The agent’s policy function $\pi(a \mid s)$ defines the probability of selecting action $(a)$ in state $(s)$, while the value function $V(s)$ represents the expected cumulative reward starting from $(s)$.

### Markov Game (MG)

In the Markov Game (MG) formalization of reinforcement learning, multiple adaptive agents interact within a shared environment. Each agent aims to maximize its expected cumulative reward, which may depend on the actions of other agents.

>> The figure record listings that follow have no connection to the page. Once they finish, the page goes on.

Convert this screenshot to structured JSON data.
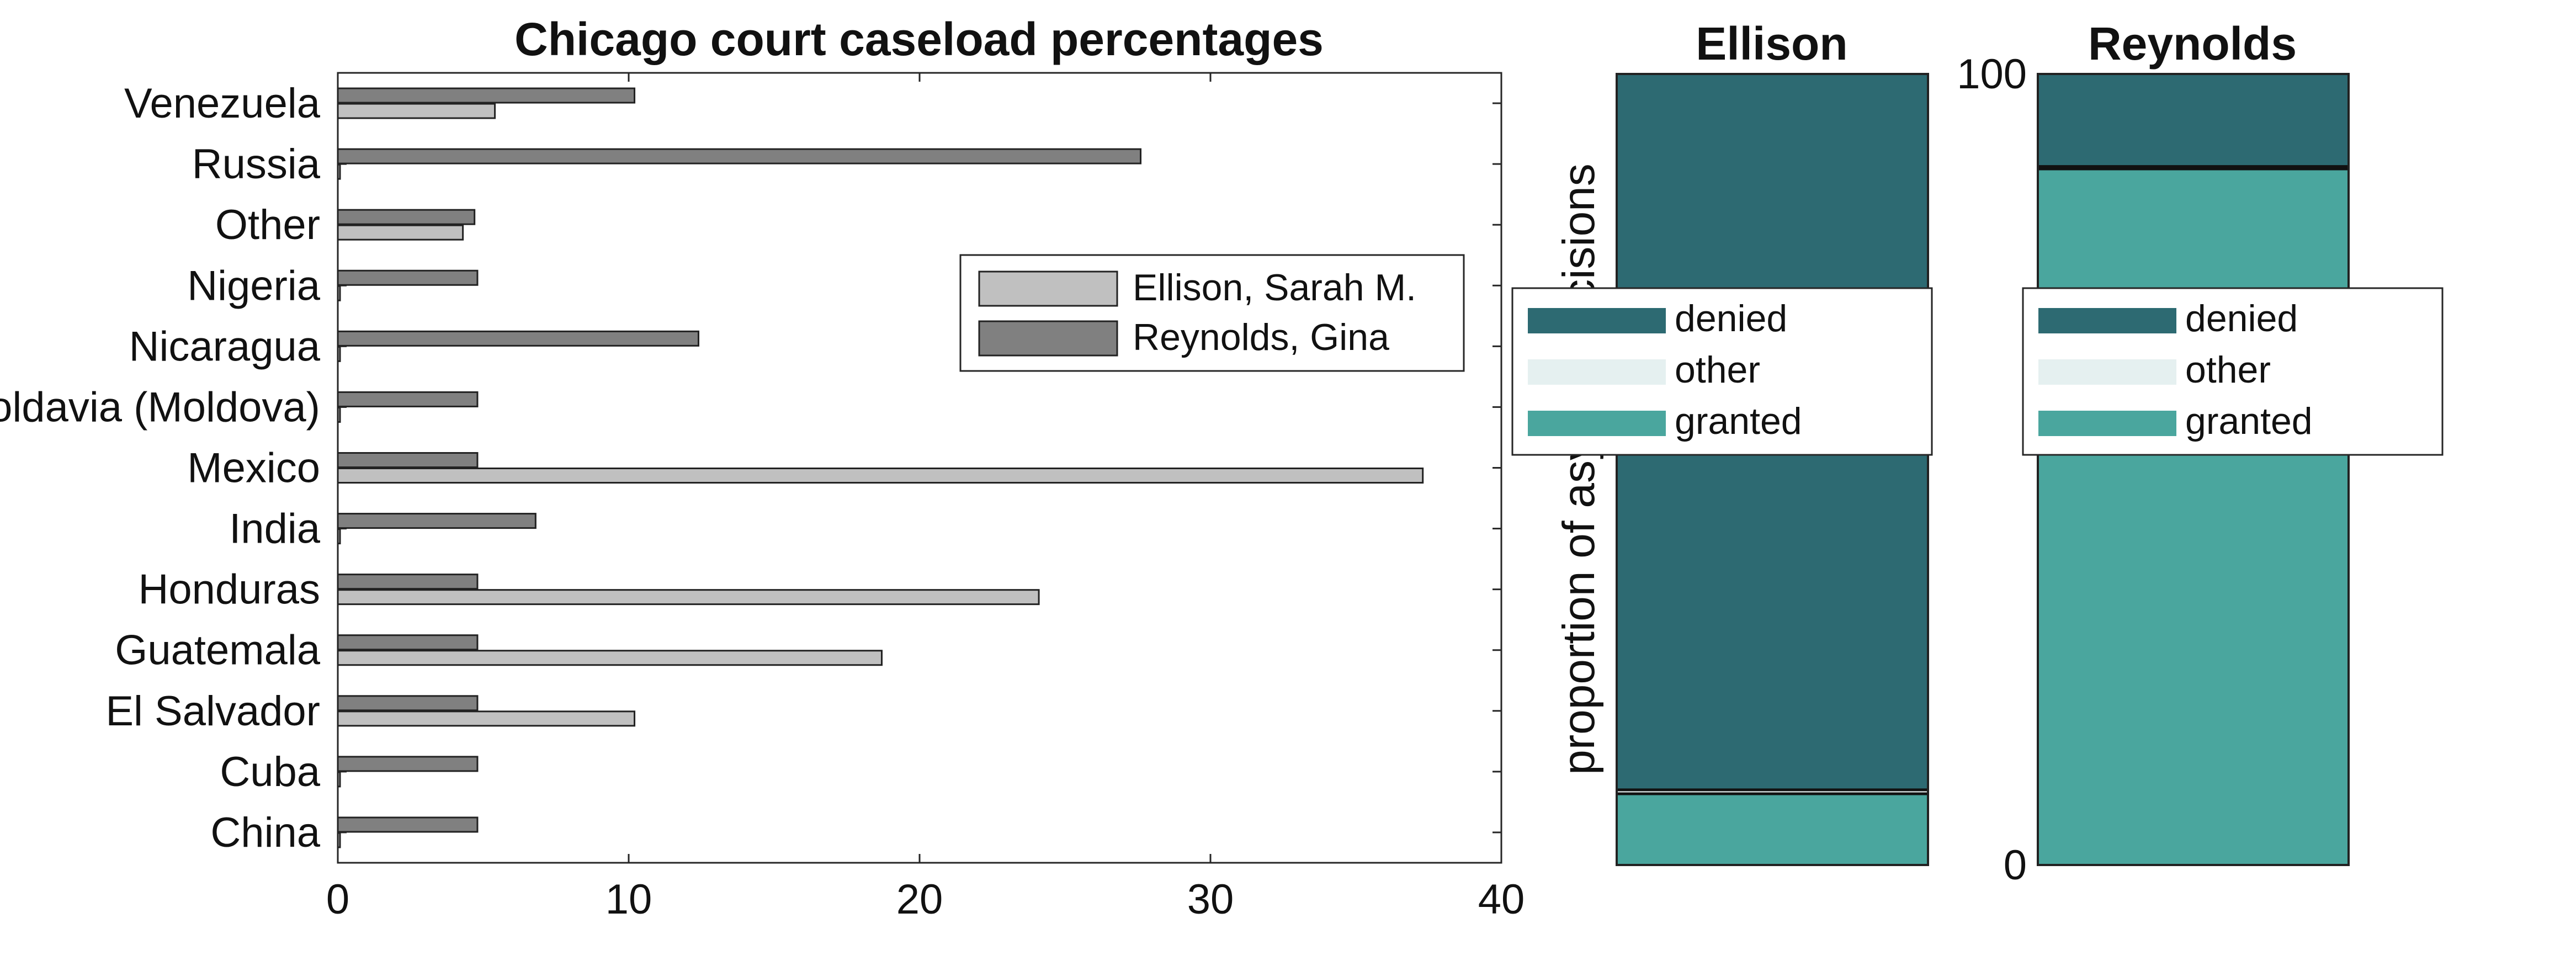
{
  "chart_data": [
    {
      "type": "bar",
      "orientation": "horizontal",
      "title": "Chicago court caseload percentages",
      "categories": [
        "Venezuela",
        "Russia",
        "Other",
        "Nigeria",
        "Nicaragua",
        "Moldavia (Moldova)",
        "Mexico",
        "India",
        "Honduras",
        "Guatemala",
        "El Salvador",
        "Cuba",
        "China"
      ],
      "series": [
        {
          "name": "Ellison, Sarah M.",
          "color": "#c0c0c0",
          "values": [
            5.4,
            0,
            4.3,
            0,
            0,
            0,
            37.3,
            0,
            24.1,
            18.7,
            10.2,
            0,
            0
          ]
        },
        {
          "name": "Reynolds, Gina",
          "color": "#808080",
          "values": [
            10.2,
            27.6,
            4.7,
            4.8,
            12.4,
            4.8,
            4.8,
            6.8,
            4.8,
            4.8,
            4.8,
            4.8,
            4.8
          ]
        }
      ],
      "xlim": [
        0,
        40
      ],
      "xticks": [
        0,
        10,
        20,
        30,
        40
      ],
      "legend_position": "right"
    },
    {
      "type": "bar",
      "orientation": "stacked-vertical",
      "title": "Ellison",
      "ylabel": "proportion of asylum decisions",
      "segments": [
        {
          "name": "granted",
          "value": 9,
          "color": "#4aa69e"
        },
        {
          "name": "other",
          "value": 0.5,
          "color": "#e5f0f0"
        },
        {
          "name": "denied",
          "value": 90.5,
          "color": "#2d6a72"
        }
      ],
      "legend": [
        "denied",
        "other",
        "granted"
      ]
    },
    {
      "type": "bar",
      "orientation": "stacked-vertical",
      "title": "Reynolds",
      "yticks": [
        0,
        100
      ],
      "ylim": [
        0,
        100
      ],
      "segments": [
        {
          "name": "granted",
          "value": 88,
          "color": "#4aa69e"
        },
        {
          "name": "other",
          "value": 0.3,
          "color": "#e5f0f0"
        },
        {
          "name": "denied",
          "value": 11.7,
          "color": "#2d6a72"
        }
      ],
      "legend": [
        "denied",
        "other",
        "granted"
      ]
    }
  ]
}
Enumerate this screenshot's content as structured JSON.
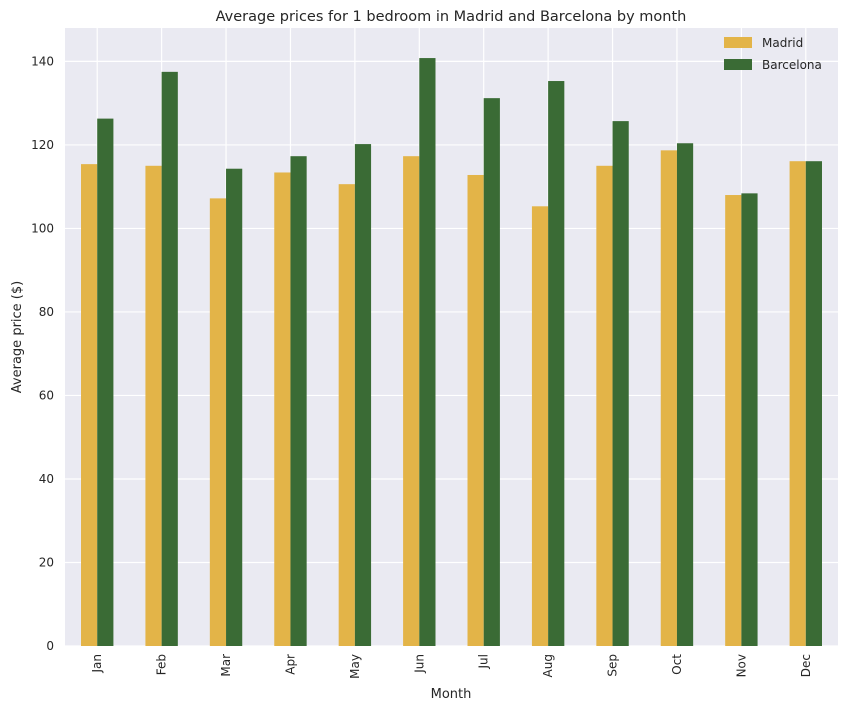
{
  "chart_data": {
    "type": "bar",
    "title": "Average prices for 1 bedroom in Madrid and Barcelona by month",
    "xlabel": "Month",
    "ylabel": "Average price ($)",
    "categories": [
      "Jan",
      "Feb",
      "Mar",
      "Apr",
      "May",
      "Jun",
      "Jul",
      "Aug",
      "Sep",
      "Oct",
      "Nov",
      "Dec"
    ],
    "series": [
      {
        "name": "Madrid",
        "color": "#e3b448",
        "values": [
          115.4,
          115.0,
          107.2,
          113.4,
          110.6,
          117.3,
          112.8,
          105.3,
          115.0,
          118.7,
          108.0,
          116.1
        ]
      },
      {
        "name": "Barcelona",
        "color": "#3a6b35",
        "values": [
          126.3,
          137.5,
          114.3,
          117.3,
          120.2,
          140.8,
          131.2,
          135.3,
          125.7,
          120.4,
          108.4,
          116.1
        ]
      }
    ],
    "ylim": [
      0,
      148
    ],
    "yticks": [
      0,
      20,
      40,
      60,
      80,
      100,
      120,
      140
    ],
    "grid": true,
    "legend_position": "top-right",
    "background": "#eaeaf2"
  }
}
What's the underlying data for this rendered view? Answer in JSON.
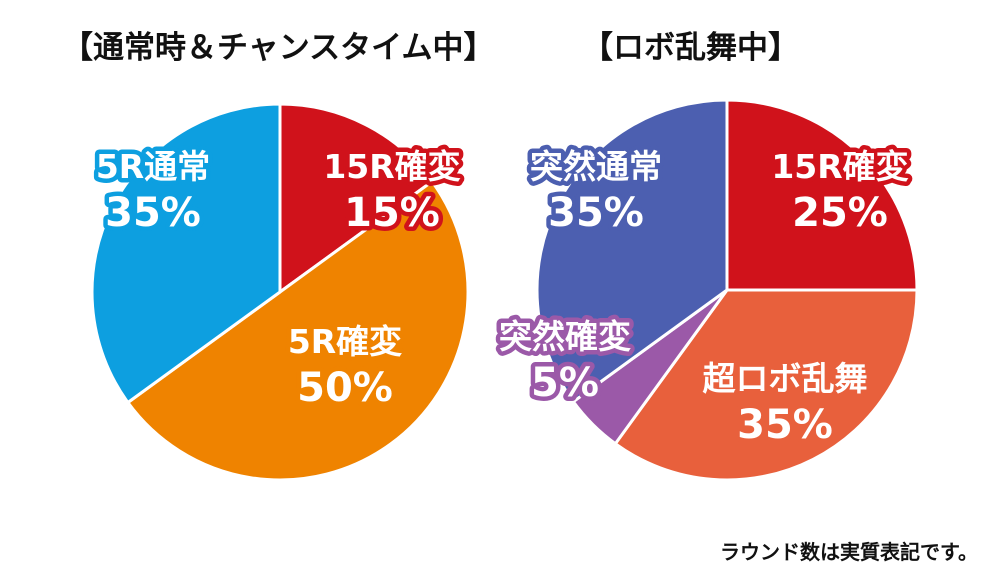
{
  "chart_data": [
    {
      "type": "pie",
      "title": "【通常時＆チャンスタイム中】",
      "slices": [
        {
          "label": "15R確変",
          "value": 15,
          "pct_text": "15%",
          "color": "#d0121b"
        },
        {
          "label": "5R確変",
          "value": 50,
          "pct_text": "50%",
          "color": "#ef8300"
        },
        {
          "label": "5R通常",
          "value": 35,
          "pct_text": "35%",
          "color": "#0d9fe0"
        }
      ]
    },
    {
      "type": "pie",
      "title": "【ロボ乱舞中】",
      "slices": [
        {
          "label": "15R確変",
          "value": 25,
          "pct_text": "25%",
          "color": "#d0121b"
        },
        {
          "label": "超ロボ乱舞",
          "value": 35,
          "pct_text": "35%",
          "color": "#e8603c"
        },
        {
          "label": "突然確変",
          "value": 5,
          "pct_text": "5%",
          "color": "#9b59a8"
        },
        {
          "label": "突然通常",
          "value": 35,
          "pct_text": "35%",
          "color": "#4c5fb0"
        }
      ]
    }
  ],
  "footnote": "ラウンド数は実質表記です。"
}
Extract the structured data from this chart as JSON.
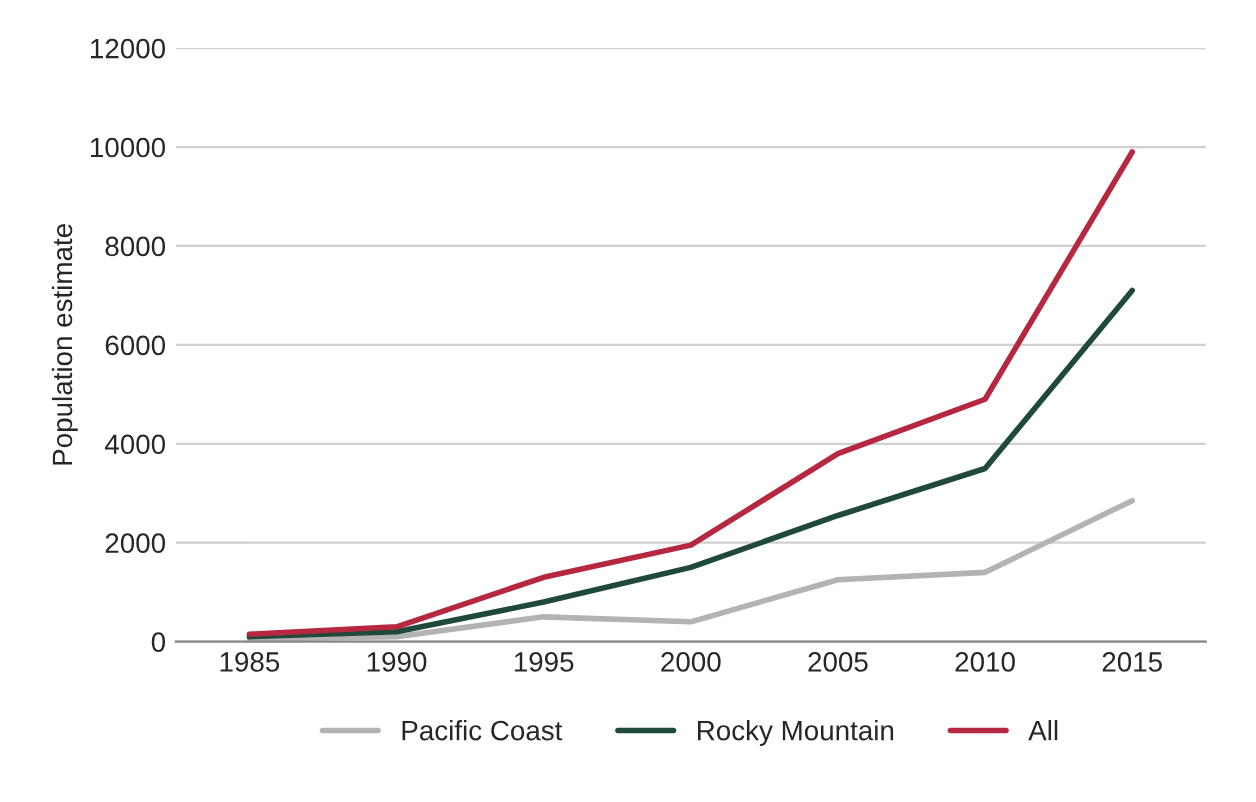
{
  "chart_data": {
    "type": "line",
    "ylabel": "Population estimate",
    "categories": [
      "1985",
      "1990",
      "1995",
      "2000",
      "2005",
      "2010",
      "2015"
    ],
    "series": [
      {
        "name": "Pacific Coast",
        "color": "#b3b3b3",
        "values": [
          50,
          100,
          500,
          400,
          1250,
          1400,
          2850
        ]
      },
      {
        "name": "Rocky Mountain",
        "color": "#1f4a3a",
        "values": [
          100,
          200,
          800,
          1500,
          2550,
          3500,
          7100
        ]
      },
      {
        "name": "All",
        "color": "#b5283f",
        "values": [
          150,
          300,
          1300,
          1950,
          3800,
          4900,
          9900
        ]
      }
    ],
    "ylim": [
      0,
      12000
    ],
    "yticks": [
      0,
      2000,
      4000,
      6000,
      8000,
      10000,
      12000
    ],
    "grid": "y",
    "legend": "bottom",
    "marker": "none",
    "line_style": "solid"
  }
}
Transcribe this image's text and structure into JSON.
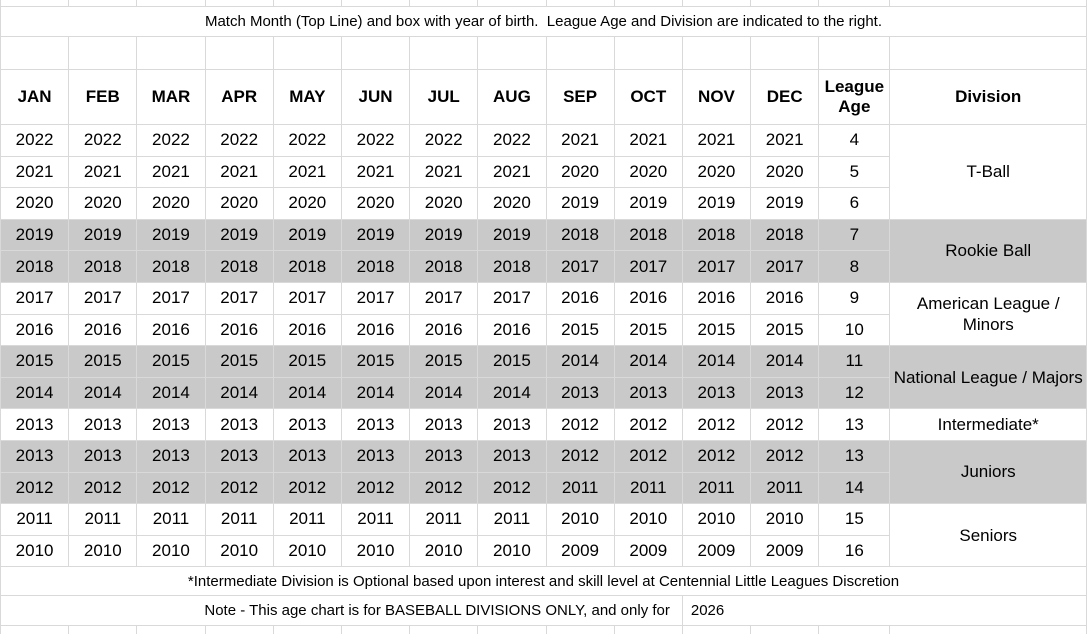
{
  "header": {
    "instruction": "Match Month (Top Line) and box with year of birth.  League Age and Division are indicated to the right.",
    "months": [
      "JAN",
      "FEB",
      "MAR",
      "APR",
      "MAY",
      "JUN",
      "JUL",
      "AUG",
      "SEP",
      "OCT",
      "NOV",
      "DEC"
    ],
    "league_age_label": "League Age",
    "division_label": "Division"
  },
  "table": {
    "rows": [
      {
        "year_jan_aug": "2022",
        "year_sep_dec": "2021",
        "league_age": "4",
        "shaded": false
      },
      {
        "year_jan_aug": "2021",
        "year_sep_dec": "2020",
        "league_age": "5",
        "shaded": false
      },
      {
        "year_jan_aug": "2020",
        "year_sep_dec": "2019",
        "league_age": "6",
        "shaded": false
      },
      {
        "year_jan_aug": "2019",
        "year_sep_dec": "2018",
        "league_age": "7",
        "shaded": true
      },
      {
        "year_jan_aug": "2018",
        "year_sep_dec": "2017",
        "league_age": "8",
        "shaded": true
      },
      {
        "year_jan_aug": "2017",
        "year_sep_dec": "2016",
        "league_age": "9",
        "shaded": false
      },
      {
        "year_jan_aug": "2016",
        "year_sep_dec": "2015",
        "league_age": "10",
        "shaded": false
      },
      {
        "year_jan_aug": "2015",
        "year_sep_dec": "2014",
        "league_age": "11",
        "shaded": true
      },
      {
        "year_jan_aug": "2014",
        "year_sep_dec": "2013",
        "league_age": "12",
        "shaded": true
      },
      {
        "year_jan_aug": "2013",
        "year_sep_dec": "2012",
        "league_age": "13",
        "shaded": false
      },
      {
        "year_jan_aug": "2013",
        "year_sep_dec": "2012",
        "league_age": "13",
        "shaded": true
      },
      {
        "year_jan_aug": "2012",
        "year_sep_dec": "2011",
        "league_age": "14",
        "shaded": true
      },
      {
        "year_jan_aug": "2011",
        "year_sep_dec": "2010",
        "league_age": "15",
        "shaded": false
      },
      {
        "year_jan_aug": "2010",
        "year_sep_dec": "2009",
        "league_age": "16",
        "shaded": false
      }
    ],
    "divisions": [
      {
        "name": "T-Ball",
        "row_start": 0,
        "row_span": 3,
        "shaded": false
      },
      {
        "name": "Rookie Ball",
        "row_start": 3,
        "row_span": 2,
        "shaded": true
      },
      {
        "name": "American League / Minors",
        "row_start": 5,
        "row_span": 2,
        "shaded": false
      },
      {
        "name": "National League / Majors",
        "row_start": 7,
        "row_span": 2,
        "shaded": true
      },
      {
        "name": "Intermediate*",
        "row_start": 9,
        "row_span": 1,
        "shaded": false
      },
      {
        "name": "Juniors",
        "row_start": 10,
        "row_span": 2,
        "shaded": true
      },
      {
        "name": "Seniors",
        "row_start": 12,
        "row_span": 2,
        "shaded": false
      }
    ]
  },
  "footer": {
    "footnote": "*Intermediate Division is Optional based upon interest and skill level at Centennial Little Leagues Discretion",
    "note_text": "Note - This age chart is for BASEBALL DIVISIONS ONLY, and only for",
    "note_year": "2026"
  },
  "colors": {
    "shaded_row_bg": "#c9c9c9",
    "cell_border": "#d9d9d9",
    "text": "#000000",
    "background": "#ffffff"
  }
}
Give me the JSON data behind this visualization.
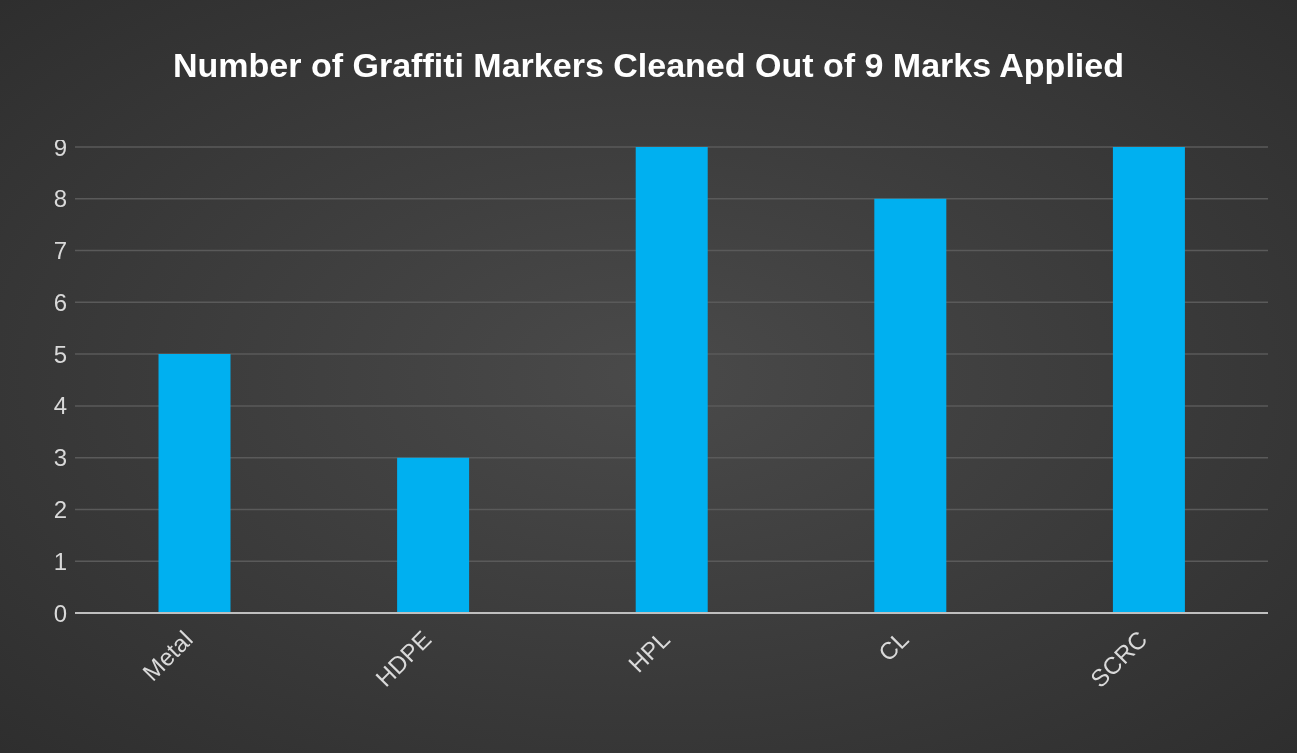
{
  "chart_data": {
    "type": "bar",
    "title": "Number of Graffiti Markers Cleaned Out of 9 Marks Applied",
    "categories": [
      "Metal",
      "HDPE",
      "HPL",
      "CL",
      "SCRC"
    ],
    "values": [
      5,
      3,
      9,
      8,
      9
    ],
    "color": "#00b0f0",
    "ylim": [
      0,
      9
    ],
    "yticks": [
      0,
      1,
      2,
      3,
      4,
      5,
      6,
      7,
      8,
      9
    ],
    "grid": "y",
    "legend": false
  }
}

It is defined as:

$$
\mathcal{M} = (\mathcal{N}, \mathcal{S}, \mathcal{A}, \mathcal{P}, \mathcal{R}, \gamma)
$$

$$
\begin{align}
\mathcal{N} &: \text{ Set of n agents } \\
\mathcal{S} &: \text{ States of the shared environment} \\
\mathcal{A} &: \text{ The action set, where each } A_i \text{ is the action set of agent } i \in N \\
a = (a_1, a_2, ..., a_n) &: \text{ The joint action taken by all agents in state } s \\
P(s' \mid s, a) &: \text{ The transition probability function, returning the probability of transitioning to state } s' \\
&\quad \text{ given state } s \text{ and joint actions } A_t \\
R_i(s, a) &: \text{ The reward function of agent } i, \text{ mapping states and joint actions to rewards } \\
R &: \text{ The set of reward functions } R = \{R_1, \dots, R_N\}. \\
\gamma &: \text{ Discount factor, determining the importance of future rewards }
\end{align}
$$

The policy function for agent \(i\) is extended to a joint policy function for all agents, defined as:

$$
\boldsymbol{\pi}(\mathbf{a} \mid s) = \prod_{i=1}^N \pi_i(a_i \mid s),
$$

The value function for agent \(i\) is similarly extended to incorporate the joint policy and joint actions, defined as:

$$
V_i(s) = \mathbb{E}_{\boldsymbol{\pi}} \left[ \sum_{t=0}^\infty \gamma^t \mathcal{R}_i(s_t, \mathbf{a}_t) \mid s_0 = s \right].
$$

In the case of zero-sum games, the value function satisfies:

$$
V_1(s) = -V_2(s),
$$

indicating that the gain of one agent is the loss of the other. In cooperative settings, the value function may represent a shared cumulative reward:

$$
V(s) = \sum_{i=1}^N V_i(s),
$$

capturing the collective outcome of all agents acting together.